Гоша по-прежнему обретался на кухне и выглядел очень бодро. Побрился, переоделся и, не отрываясь от изучения очередной бумажки, трескал пельмени. На папках, рассыпанных по полу, небрежно чернел рюкзак и синел спальник. Надо бы и мне возродить старую добрую традицию хиппи, чтобы не разгуливать в одежде с чужого плеча и не ворочаться на узких кушетках…

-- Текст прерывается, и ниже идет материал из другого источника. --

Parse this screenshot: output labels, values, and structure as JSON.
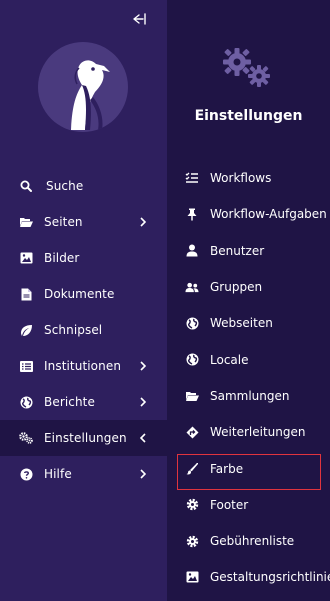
{
  "sidebar": {
    "items": [
      {
        "label": "Suche",
        "icon": "search-icon",
        "has_chevron": false
      },
      {
        "label": "Seiten",
        "icon": "folder-open-icon",
        "has_chevron": true
      },
      {
        "label": "Bilder",
        "icon": "image-icon",
        "has_chevron": false
      },
      {
        "label": "Dokumente",
        "icon": "document-icon",
        "has_chevron": false
      },
      {
        "label": "Schnipsel",
        "icon": "leaf-icon",
        "has_chevron": false
      },
      {
        "label": "Institutionen",
        "icon": "list-icon",
        "has_chevron": true
      },
      {
        "label": "Berichte",
        "icon": "globe-icon",
        "has_chevron": true
      },
      {
        "label": "Einstellungen",
        "icon": "cogs-icon",
        "has_chevron": true,
        "active": true
      },
      {
        "label": "Hilfe",
        "icon": "help-icon",
        "has_chevron": true
      }
    ]
  },
  "panel": {
    "title": "Einstellungen",
    "items": [
      {
        "label": "Workflows",
        "icon": "workflows-icon"
      },
      {
        "label": "Workflow-Aufgaben",
        "icon": "pin-icon"
      },
      {
        "label": "Benutzer",
        "icon": "user-icon"
      },
      {
        "label": "Gruppen",
        "icon": "group-icon"
      },
      {
        "label": "Webseiten",
        "icon": "globe-icon"
      },
      {
        "label": "Locale",
        "icon": "globe-icon"
      },
      {
        "label": "Sammlungen",
        "icon": "folder-open-icon"
      },
      {
        "label": "Weiterleitungen",
        "icon": "redirect-icon"
      },
      {
        "label": "Farbe",
        "icon": "brush-icon",
        "highlighted": true
      },
      {
        "label": "Footer",
        "icon": "cog-icon"
      },
      {
        "label": "Gebührenliste",
        "icon": "cog-icon"
      },
      {
        "label": "Gestaltungsrichtlinie",
        "icon": "image-icon"
      }
    ]
  },
  "colors": {
    "sidebar_bg": "#2e1f5e",
    "panel_bg": "#1f1445",
    "logo_circle": "#4a3a7e",
    "highlight_border": "#e0343e",
    "text": "#ffffff"
  }
}
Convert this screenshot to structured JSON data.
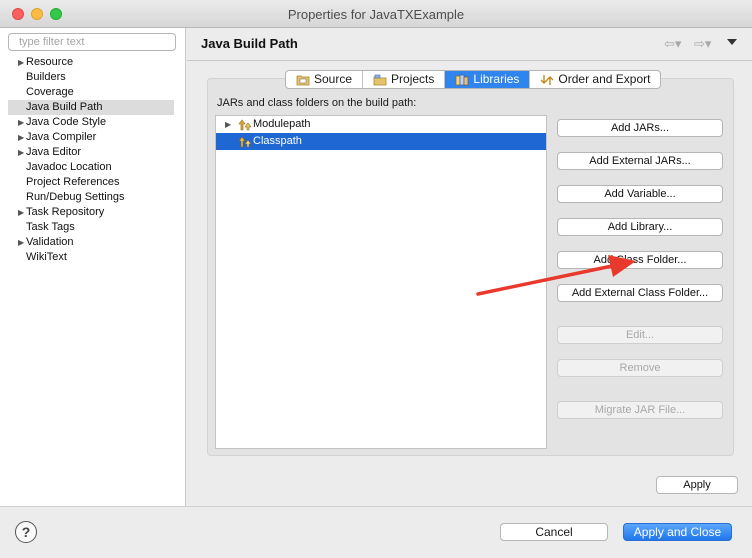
{
  "window": {
    "title": "Properties for JavaTXExample"
  },
  "sidebar": {
    "filter_placeholder": "type filter text",
    "items": [
      {
        "label": "Resource",
        "expandable": true
      },
      {
        "label": "Builders",
        "expandable": false
      },
      {
        "label": "Coverage",
        "expandable": false
      },
      {
        "label": "Java Build Path",
        "expandable": false,
        "selected": true
      },
      {
        "label": "Java Code Style",
        "expandable": true
      },
      {
        "label": "Java Compiler",
        "expandable": true
      },
      {
        "label": "Java Editor",
        "expandable": true
      },
      {
        "label": "Javadoc Location",
        "expandable": false
      },
      {
        "label": "Project References",
        "expandable": false
      },
      {
        "label": "Run/Debug Settings",
        "expandable": false
      },
      {
        "label": "Task Repository",
        "expandable": true
      },
      {
        "label": "Task Tags",
        "expandable": false
      },
      {
        "label": "Validation",
        "expandable": true
      },
      {
        "label": "WikiText",
        "expandable": false
      }
    ]
  },
  "page": {
    "title": "Java Build Path",
    "tabs": [
      {
        "label": "Source",
        "icon": "source-folder-icon"
      },
      {
        "label": "Projects",
        "icon": "projects-icon"
      },
      {
        "label": "Libraries",
        "icon": "libraries-icon",
        "active": true
      },
      {
        "label": "Order and Export",
        "icon": "order-export-icon"
      }
    ],
    "description": "JARs and class folders on the build path:",
    "tree": [
      {
        "label": "Modulepath",
        "selected": false
      },
      {
        "label": "Classpath",
        "selected": true
      }
    ],
    "buttons": {
      "add_jars": "Add JARs...",
      "add_external_jars": "Add External JARs...",
      "add_variable": "Add Variable...",
      "add_library": "Add Library...",
      "add_class_folder": "Add Class Folder...",
      "add_external_class_folder": "Add External Class Folder...",
      "edit": "Edit...",
      "remove": "Remove",
      "migrate_jar": "Migrate JAR File..."
    },
    "apply_label": "Apply"
  },
  "footer": {
    "help": "?",
    "cancel_label": "Cancel",
    "apply_close_label": "Apply and Close"
  },
  "colors": {
    "accent": "#2f84ee",
    "selection": "#1f67d2",
    "annotation_arrow": "#e8392c"
  }
}
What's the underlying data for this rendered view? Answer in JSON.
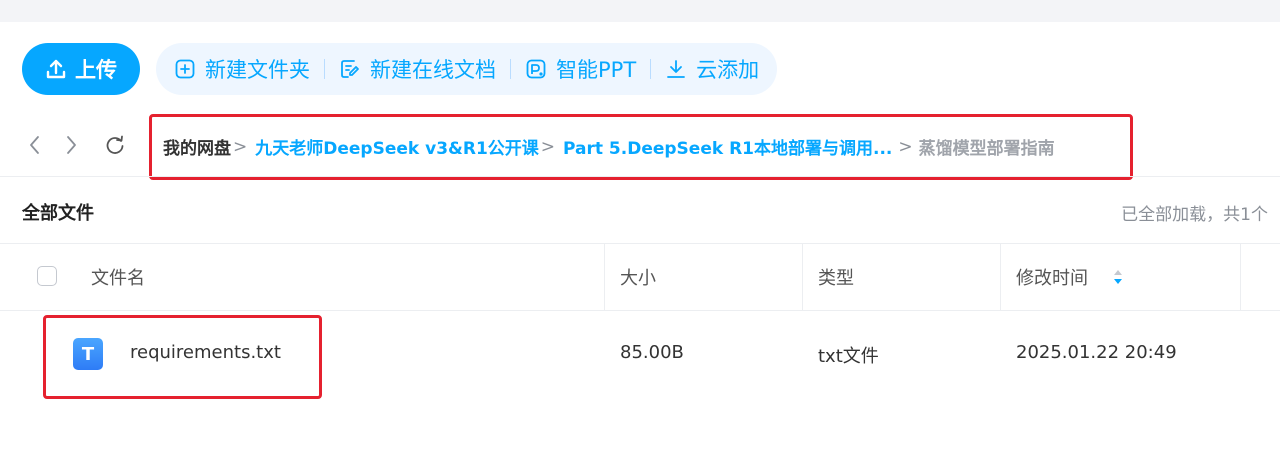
{
  "toolbar": {
    "upload_label": "上传",
    "actions": [
      {
        "label": "新建文件夹",
        "icon": "plus-square-icon"
      },
      {
        "label": "新建在线文档",
        "icon": "edit-doc-icon"
      },
      {
        "label": "智能PPT",
        "icon": "ppt-icon"
      },
      {
        "label": "云添加",
        "icon": "download-icon"
      }
    ]
  },
  "breadcrumb": {
    "home": "我的网盘",
    "items": [
      "九天老师DeepSeek v3&R1公开课",
      "Part 5.DeepSeek R1本地部署与调用..."
    ],
    "current": "蒸馏模型部署指南",
    "separator": ">"
  },
  "files": {
    "title": "全部文件",
    "status": "已全部加载，共1个"
  },
  "table": {
    "columns": {
      "name": "文件名",
      "size": "大小",
      "type": "类型",
      "modified": "修改时间"
    },
    "rows": [
      {
        "icon_letter": "T",
        "name": "requirements.txt",
        "size": "85.00B",
        "type": "txt文件",
        "modified": "2025.01.22 20:49"
      }
    ]
  },
  "colors": {
    "accent": "#06a7ff",
    "highlight": "#e5212f",
    "file_icon": "#2e7cf6"
  }
}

Я кивнула в ответ на «добрый вечер», взяла тарелку с пельменями, разложила на коленях папку и углубилась в изучение последнего дела ведьмы. И чем больше читала, тем больше подозревала не то чужую мистификацию, не то собственное раздвоение личности. Последнее усиливалось, когда я поднимала взгляд к потолку и смотрела на портретные иллюзии. И ладно, внешнее сходство, но идентичные «угли» с идентичным же дефектом… Нонсенс. А кстати…
Я зависла, не донеся до рта пельмень. А где второй воздух в Кругу? Я на весь город одна, видящая и воздушная. А ведьма вроде как среди круговых. И по всем документам она — тоже воздух. А сменить сферу можно только в одном случае…
— Уля, не молчи, рассказывай.
Я посмотрела на наблюдателя растерянно, отрицательно мотнула головой и снова уткнулась в папку. Уставилась невидяще на косые чернильные строчки. А может, ее нет, ведьмы в смысле?.. Двести с лишним лет жизни — немыслимый срок. Не могу поверить, что кто-то, пусть и на жертвах, способен столько прожить. Большинство из нас сотню-то с трудом разменивает…
— Ульяна!
Я невольно вздрогнула. Это от усталости. Ухожу в себя, ничего не вижу и не слышу…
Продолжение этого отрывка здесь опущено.